L’objectif est de fournir des indications théoriques à d’autres équipes de chercheurs qui pourraient ainsi mener des expérimentations plus ciblées afin d’augmenter la durée de vie des batteries. « Notre espoir est que d’autres chercheurs puissent utiliser ces conseils de notre étude pour concevoir des dispositifs qui ont les bonnes propriétés et réduire la gamme d’essais et d’erreurs, les variations expérimentales qu’ils doivent faire en laboratoire », a ainsi déclaré Hamdi Tchelepi, également co-auteur de l’étude. Le résultat est une première étude qui donne déjà des pistes d’expérimentation. « Cette étude fournit certains des détails spécifiques sur les conditions dans lesquelles les dendrites peuvent se former, ainsi que sur les voies possibles pour supprimer leur croissance », se réjouit Hamdi Tchelepi.
Matériaux anisotropes, clefs des batteries du futur ?
Le premier modèle fourni par les scientifiques fait ressortir une idée clef : l’utilisation de nouveaux électrolytes, notamment des électrolytes anisotropes, pourrait limiter voire arrêter le développement de dendrites. L’électrolyte est la substance conductrice qui permet aux ions de se déplacer entre les deux électrodes à l’intérieur d’une batterie. Pour mieux comprendre, il faut ensuite se pencher sur la définition de « anisotrope ».
Les matériaux anisotropes sont des matériaux qui présentent des propriétés différentes en fonction de leur « direction ». « Un exemple classique de matériau anisotrope est le bois, qui est plus résistant dans le sens du grain, visible sous forme de lignes dans le bois, par rapport au sens du grain », souligne la Stanford’s School of Earth, Energy & Environmental Sciences. Des électrolytes anisotropes pourraient, selon les mathématiciens, réguler les déplacements des ions de manière à éviter la création de dendrites. Certains cristaux liquides ou gels présentent notamment de telles propriétés, suggèrent les scientifiques.

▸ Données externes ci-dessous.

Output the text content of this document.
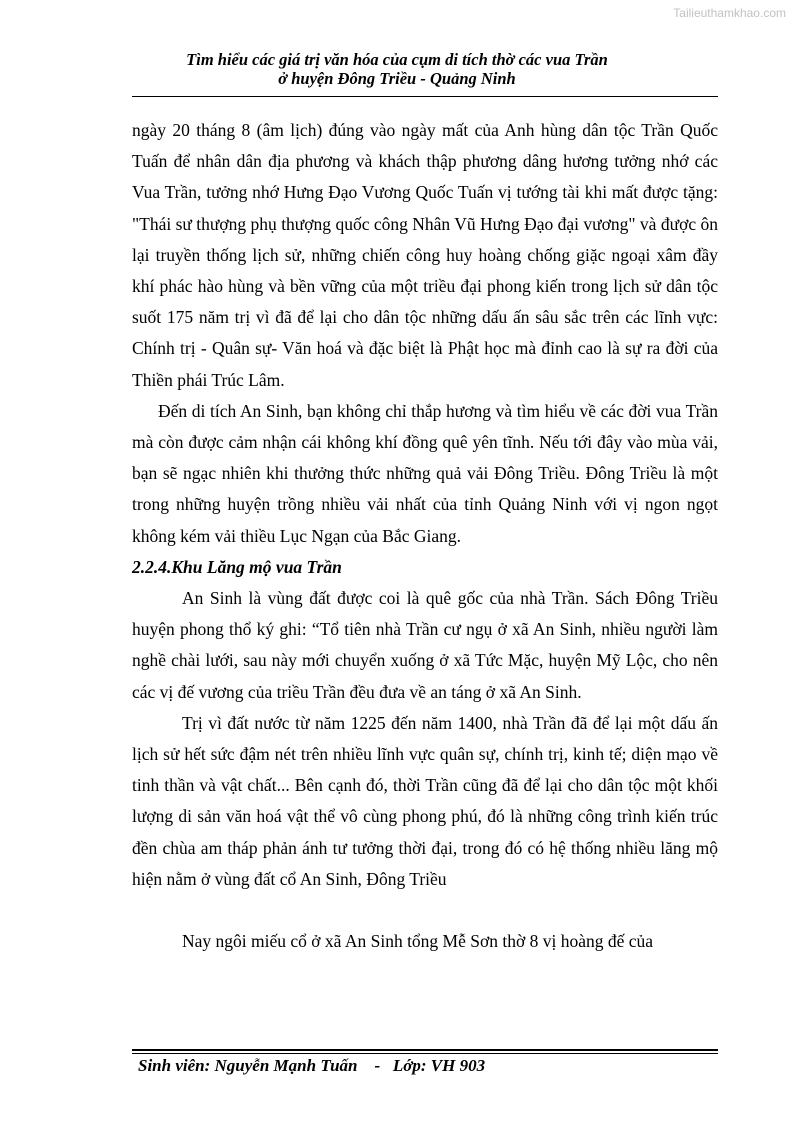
Tailieuthamkhao.com
Tìm hiểu các giá trị văn hóa của cụm di tích thờ các vua Trần
ở huyện Đông Triều - Quảng Ninh

ngày 20 tháng 8 (âm lịch) đúng vào ngày mất của Anh hùng dân tộc Trần Quốc Tuấn để nhân dân địa phương và khách thập phương dâng hương tưởng nhớ các Vua Trần, tưởng nhớ Hưng Đạo Vương Quốc Tuấn vị tướng tài khi mất được tặng: "Thái sư thượng phụ thượng quốc công Nhân Vũ Hưng Đạo đại vương" và được ôn lại truyền thống lịch sử, những chiến công huy hoàng chống giặc ngoại xâm đầy khí phác hào hùng và bền vững của một triều đại phong kiến trong lịch sử dân tộc suốt 175 năm trị vì đã để lại cho dân tộc những dấu ấn sâu sắc trên các lĩnh vực: Chính trị - Quân sự- Văn hoá và đặc biệt là Phật học mà đỉnh cao là sự ra đời của Thiền phái Trúc Lâm.

Đến di tích An Sinh, bạn không chỉ thắp hương và tìm hiểu về các đời vua Trần mà còn được cảm nhận cái không khí đồng quê yên tĩnh. Nếu tới đây vào mùa vải, bạn sẽ ngạc nhiên khi thưởng thức những quả vải Đông Triều. Đông Triều là một trong những huyện trồng nhiều vải nhất của tỉnh Quảng Ninh với vị ngon ngọt không kém vải thiều Lục Ngạn của Bắc Giang.

2.2.4.Khu Lăng mộ vua Trần

An Sinh là vùng đất được coi là quê gốc của nhà Trần. Sách Đông Triều huyện phong thổ ký ghi: “Tổ tiên nhà Trần cư ngụ ở xã An Sinh, nhiều người làm nghề chài lưới, sau này mới chuyển xuống ở xã Tức Mặc, huyện Mỹ Lộc, cho nên các vị đế vương của triều Trần đều đưa về an táng ở xã An Sinh.

Trị vì đất nước từ năm 1225 đến năm 1400, nhà Trần đã để lại một dấu ấn lịch sử hết sức đậm nét trên nhiều lĩnh vực quân sự, chính trị, kinh tế; diện mạo về tinh thần và vật chất... Bên cạnh đó, thời Trần cũng đã để lại cho dân tộc một khối lượng di sản văn hoá vật thể vô cùng phong phú, đó là những công trình kiến trúc đền chùa am tháp phản ánh tư tưởng thời đại, trong đó có hệ thống nhiều lăng mộ hiện nằm ở vùng đất cổ An Sinh, Đông Triều

Nay ngôi miếu cổ ở xã An Sinh tổng Mễ Sơn thờ 8 vị hoàng đế của

Sinh viên: Nguyễn Mạnh Tuấn    -   Lớp: VH 903
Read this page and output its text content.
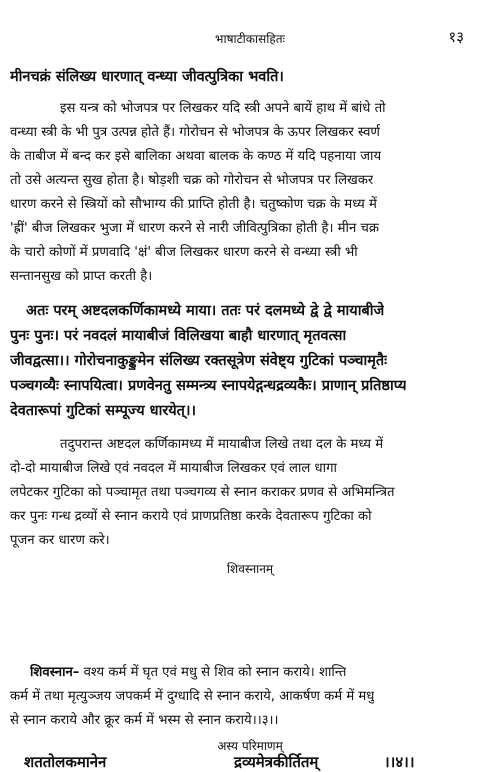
भाषाटीकासहितः	१३
मीनचक्रं संलिख्य धारणात् वन्ध्या जीवत्पुत्रिका भवति।
इस यन्त्र को भोजपत्र पर लिखकर यदि स्त्री अपने बायें हाथ में बांधे तो
वन्ध्या स्त्री के भी पुत्र उत्पन्न होते हैं। गोरोचन से भोजपत्र के ऊपर लिखकर स्वर्ण
के ताबीज में बन्द कर इसे बालिका अथवा बालक के कण्ठ में यदि पहनाया जाय
तो उसे अत्यन्त सुख होता है। षोड़शी चक्र को गोरोचन से भोजपत्र पर लिखकर
धारण करने से स्त्रियों को सौभाग्य की प्राप्ति होती है। चतुष्कोण चक्र के मध्य में
'ह्रीं' बीज लिखकर भुजा में धारण करने से नारी जीवित्पुत्रिका होती है। मीन चक्र
के चारो कोणों में प्रणवादि 'क्षं' बीज लिखकर धारण करने से वन्ध्या स्त्री भी
सन्तानसुख को प्राप्त करती है।
अतः परम् अष्टदलकर्णिकामध्ये माया। ततः परं दलमध्ये द्वे द्वे मायाबीजे
पुनः पुनः। परं नवदलं मायाबीजं विलिखया बाहौ धारणात् मृतवत्सा
जीवद्वत्सा।। गोरोचनाकुङ्कुमेन संलिख्य रक्तसूत्रेण संवेष्ट्य गुटिकां पञ्चामृतैः
पञ्चगव्यैः स्नापयित्वा। प्रणवेनतु सम्मन्त्र्य स्नापयेद्गन्धद्रव्यकैः। प्राणान् प्रतिष्ठाप्य
देवतारूपां गुटिकां सम्पूज्य धारयेत्।।
तदुपरान्त अष्टदल कर्णिकामध्य में मायाबीज लिखे तथा दल के मध्य में
दो-दो मायाबीज लिखे एवं नवदल में मायाबीज लिखकर एवं लाल धागा
लपेटकर गुटिका को पञ्चामृत तथा पञ्चगव्य से स्नान कराकर प्रणव से अभिमन्त्रित
कर पुनः गन्ध द्रव्यों से स्नान कराये एवं प्राणप्रतिष्ठा करके देवतारूप गुटिका को
पूजन कर धारण करे।
शिवस्नानम्
शिवस्नान– वश्य कर्म में घृत एवं मधु से शिव को स्नान कराये। शान्ति
कर्म में तथा मृत्युञ्जय जपकर्म में दुग्धादि से स्नान कराये, आकर्षण कर्म में मधु
से स्नान कराये और क्रूर कर्म में भस्म से स्नान कराये।।३।।
अस्य परिमाणम्
शततोलकमानेन	द्रव्यमेत्रकीर्तितम्	।।४।।
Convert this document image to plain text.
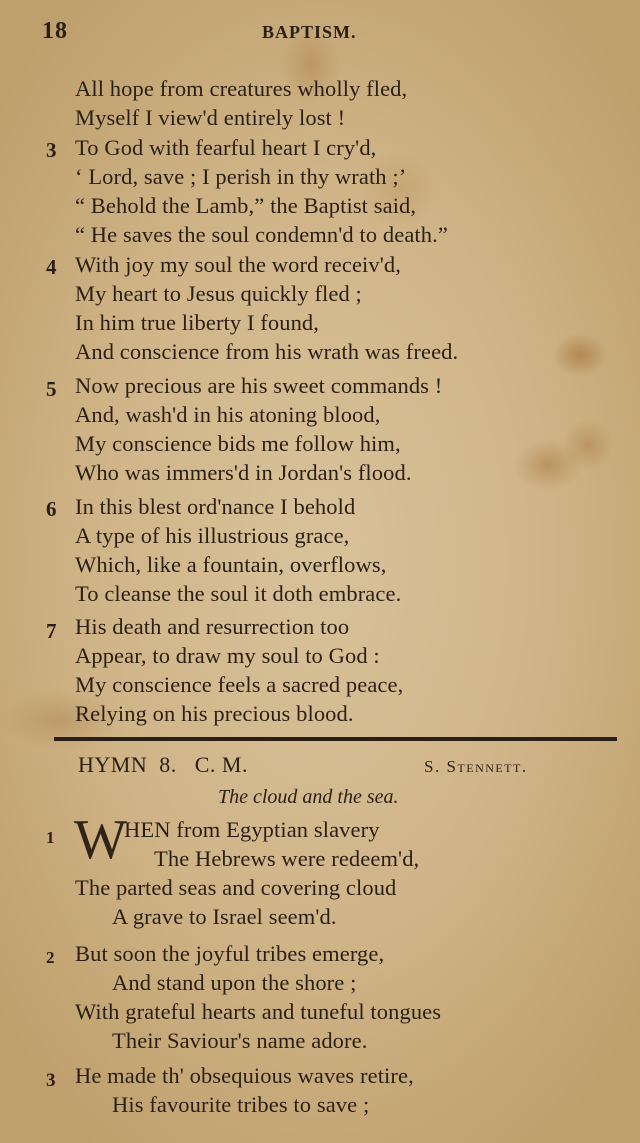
18	BAPTISM.
All hope from creatures wholly fled,
Myself I view'd entirely lost !
3 To God with fearful heart I cry'd,
‘ Lord, save ; I perish in thy wrath ;’
“ Behold the Lamb,” the Baptist said,
“ He saves the soul condemn'd to death.”
4 With joy my soul the word receiv'd,
My heart to Jesus quickly fled ;
In him true liberty I found,
And conscience from his wrath was freed.
5 Now precious are his sweet commands !
And, wash'd in his atoning blood,
My conscience bids me follow him,
Who was immers'd in Jordan's flood.
6 In this blest ord'nance I behold
A type of his illustrious grace,
Which, like a fountain, overflows,
To cleanse the soul it doth embrace.
7 His death and resurrection too
Appear, to draw my soul to God :
My conscience feels a sacred peace,
Relying on his precious blood.
HYMN  8.   C. M.	S. Stennett.
The cloud and the sea.
1 W
HEN from Egyptian slavery
The Hebrews were redeem'd,
The parted seas and covering cloud
A grave to Israel seem'd.
2 But soon the joyful tribes emerge,
And stand upon the shore ;
With grateful hearts and tuneful tongues
Their Saviour's name adore.
3 He made th' obsequious waves retire,
His favourite tribes to save ;
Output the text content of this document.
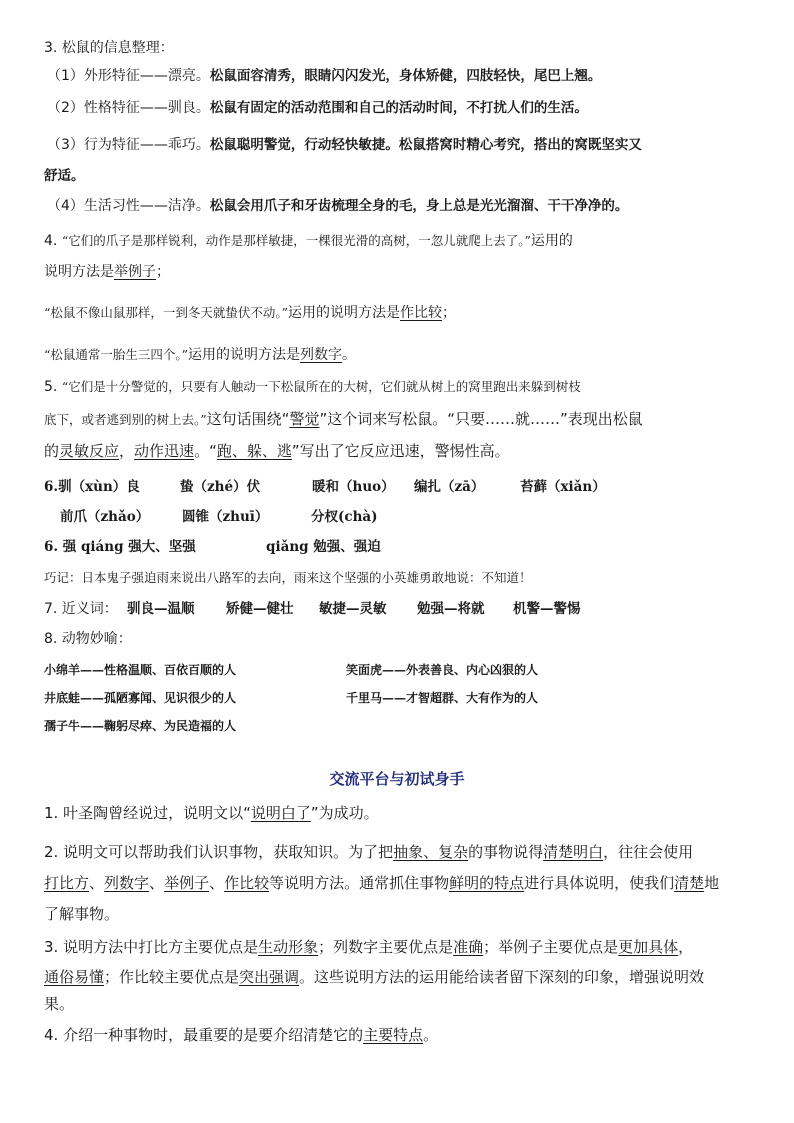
3. 松鼠的信息整理：
（1）外形特征——漂亮。松鼠面容清秀，眼睛闪闪发光，身体矫健，四肢轻快，尾巴上翘。
（2）性格特征——驯良。松鼠有固定的活动范围和自己的活动时间，不打扰人们的生活。
（3）行为特征——乖巧。松鼠聪明警觉，行动轻快敏捷。松鼠搭窝时精心考究，搭出的窝既坚实又
舒适。
（4）生活习性——洁净。松鼠会用爪子和牙齿梳理全身的毛，身上总是光光溜溜、干干净净的。
4. “它们的爪子是那样锐利，动作是那样敏捷，一棵很光滑的高树，一忽儿就爬上去了。”运用的
说明方法是举例子；
“松鼠不像山鼠那样，一到冬天就蛰伏不动。”运用的说明方法是作比较；
“松鼠通常一胎生三四个。”运用的说明方法是列数字。
5. “它们是十分警觉的，只要有人触动一下松鼠所在的大树，它们就从树上的窝里跑出来躲到树枝
底下，或者逃到别的树上去。”这句话围绕“警觉”这个词来写松鼠。“只要……就……”表现出松鼠
的灵敏反应，动作迅速。“跑、躲、逃”写出了它反应迅速，警惕性高。
6.驯（xùn）良	蛰（zhé）伏	暖和（huo） 编扎（zā）	苔藓（xiǎn）
前爪（zhǎo） 圆锥（zhuī）	分杈(chà)
6. 强 qiáng 强大、坚强	qiǎng 勉强、强迫
巧记：日本鬼子强迫雨来说出八路军的去向，雨来这个坚强的小英雄勇敢地说：不知道！
7. 近义词： 驯良—温顺 矫健—健壮 敏捷—灵敏 勉强—将就 机警—警惕
8. 动物妙喻：
小绵羊——性格温顺、百依百顺的人	笑面虎——外表善良、内心凶狠的人
井底蛙——孤陋寡闻、见识很少的人	千里马——才智超群、大有作为的人
孺子牛——鞠躬尽瘁、为民造福的人
交流平台与初试身手
1. 叶圣陶曾经说过，说明文以“说明白了”为成功。
2. 说明文可以帮助我们认识事物，获取知识。为了把抽象、复杂的事物说得清楚明白，往往会使用
打比方、列数字、举例子、作比较等说明方法。通常抓住事物鲜明的特点进行具体说明，使我们清楚地
了解事物。
3. 说明方法中打比方主要优点是生动形象；列数字主要优点是准确；举例子主要优点是更加具体，
通俗易懂；作比较主要优点是突出强调。这些说明方法的运用能给读者留下深刻的印象，增强说明效
果。
4. 介绍一种事物时，最重要的是要介绍清楚它的主要特点。
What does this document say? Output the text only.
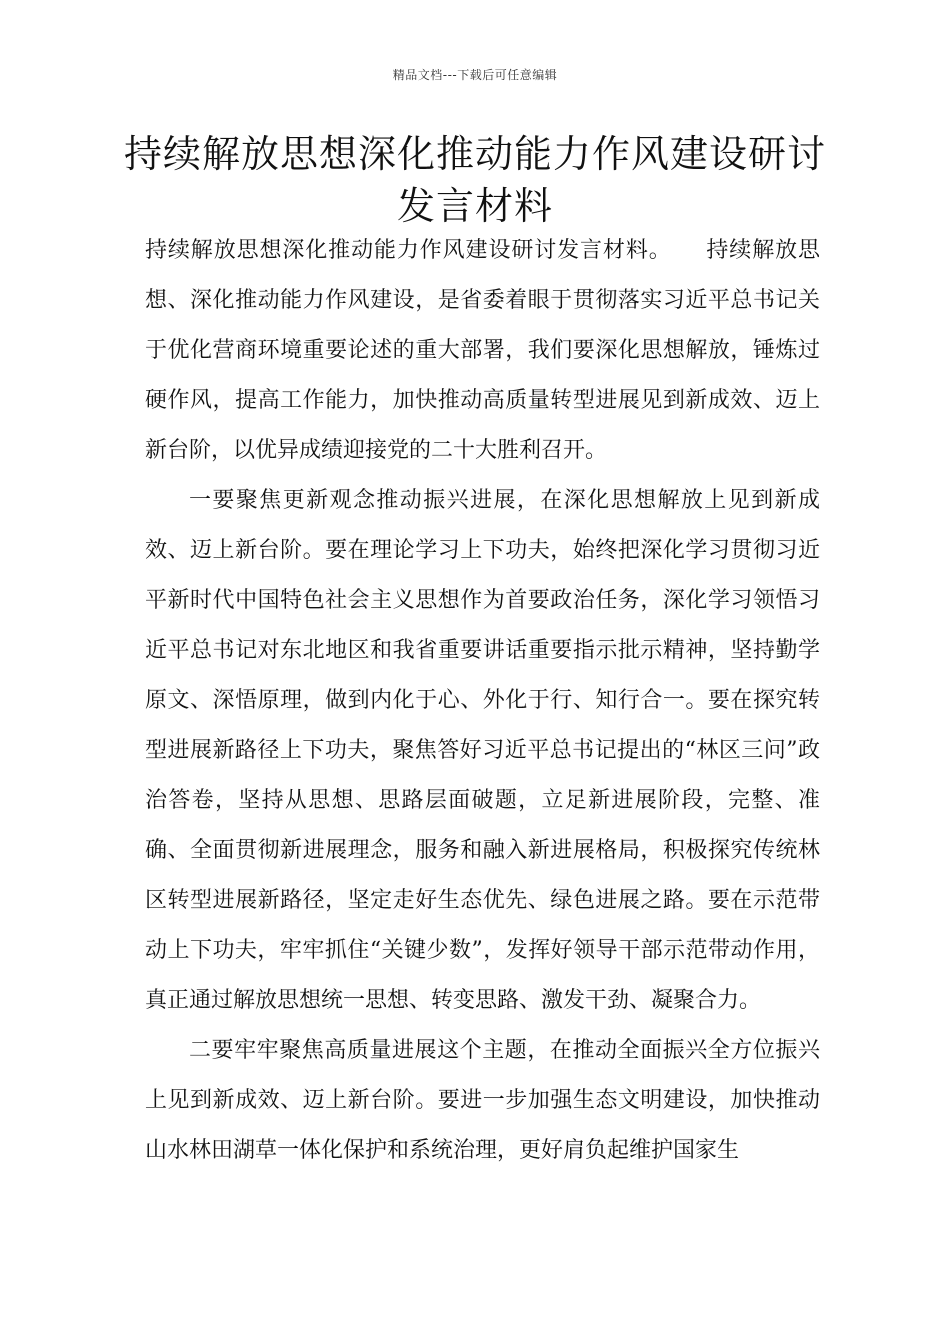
精品文档---下载后可任意编辑
持续解放思想深化推动能力作风建设研讨发言材料

持续解放思想深化推动能力作风建设研讨发言材料。　　持续解放思想、深化推动能力作风建设，是省委着眼于贯彻落实习近平总书记关于优化营商环境重要论述的重大部署，我们要深化思想解放，锤炼过硬作风，提高工作能力，加快推动高质量转型进展见到新成效、迈上新台阶，以优异成绩迎接党的二十大胜利召开。

一要聚焦更新观念推动振兴进展，在深化思想解放上见到新成效、迈上新台阶。要在理论学习上下功夫，始终把深化学习贯彻习近平新时代中国特色社会主义思想作为首要政治任务，深化学习领悟习近平总书记对东北地区和我省重要讲话重要指示批示精神，坚持勤学原文、深悟原理，做到内化于心、外化于行、知行合一。要在探究转型进展新路径上下功夫，聚焦答好习近平总书记提出的“林区三问”政治答卷，坚持从思想、思路层面破题，立足新进展阶段，完整、准确、全面贯彻新进展理念，服务和融入新进展格局，积极探究传统林区转型进展新路径，坚定走好生态优先、绿色进展之路。要在示范带动上下功夫，牢牢抓住“关键少数”，发挥好领导干部示范带动作用，真正通过解放思想统一思想、转变思路、激发干劲、凝聚合力。

二要牢牢聚焦高质量进展这个主题，在推动全面振兴全方位振兴上见到新成效、迈上新台阶。要进一步加强生态文明建设，加快推动山水林田湖草一体化保护和系统治理，更好肩负起维护国家生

L’utilisation de matériaux anisotropes pourrait aussi avoir sa place dans l’utilisation de membranes. En effet, l’une des approches utilisées actuellement pour résoudre le problème des dendrites est de placer une membrane pour empêcher les électrodes de se toucher et de se court-circuiter. Des séparateurs avec des pores qui permettent la circulation des ions de manière anisotrope pourraient y trouver leur utilité.
Pour confirmer ces pistes théoriques, il faudra toutefois attendre que d’autres chercheurs s’en saisissent au cours de leurs expérimentations. En attendant, l’équipe de scientifiques travaille à la création d’une représentation virtuelle complète de ce type de batterie. Ce modèle virtuel est appelé « avatar numérique d’un système de batterie ion-métal », ou DABS. « Avec DABS, nous continuerons à faire progresser l’état de l’art pour ces dispositifs de stockage d’énergie prometteurs », affirme Daniel Tartakovsky.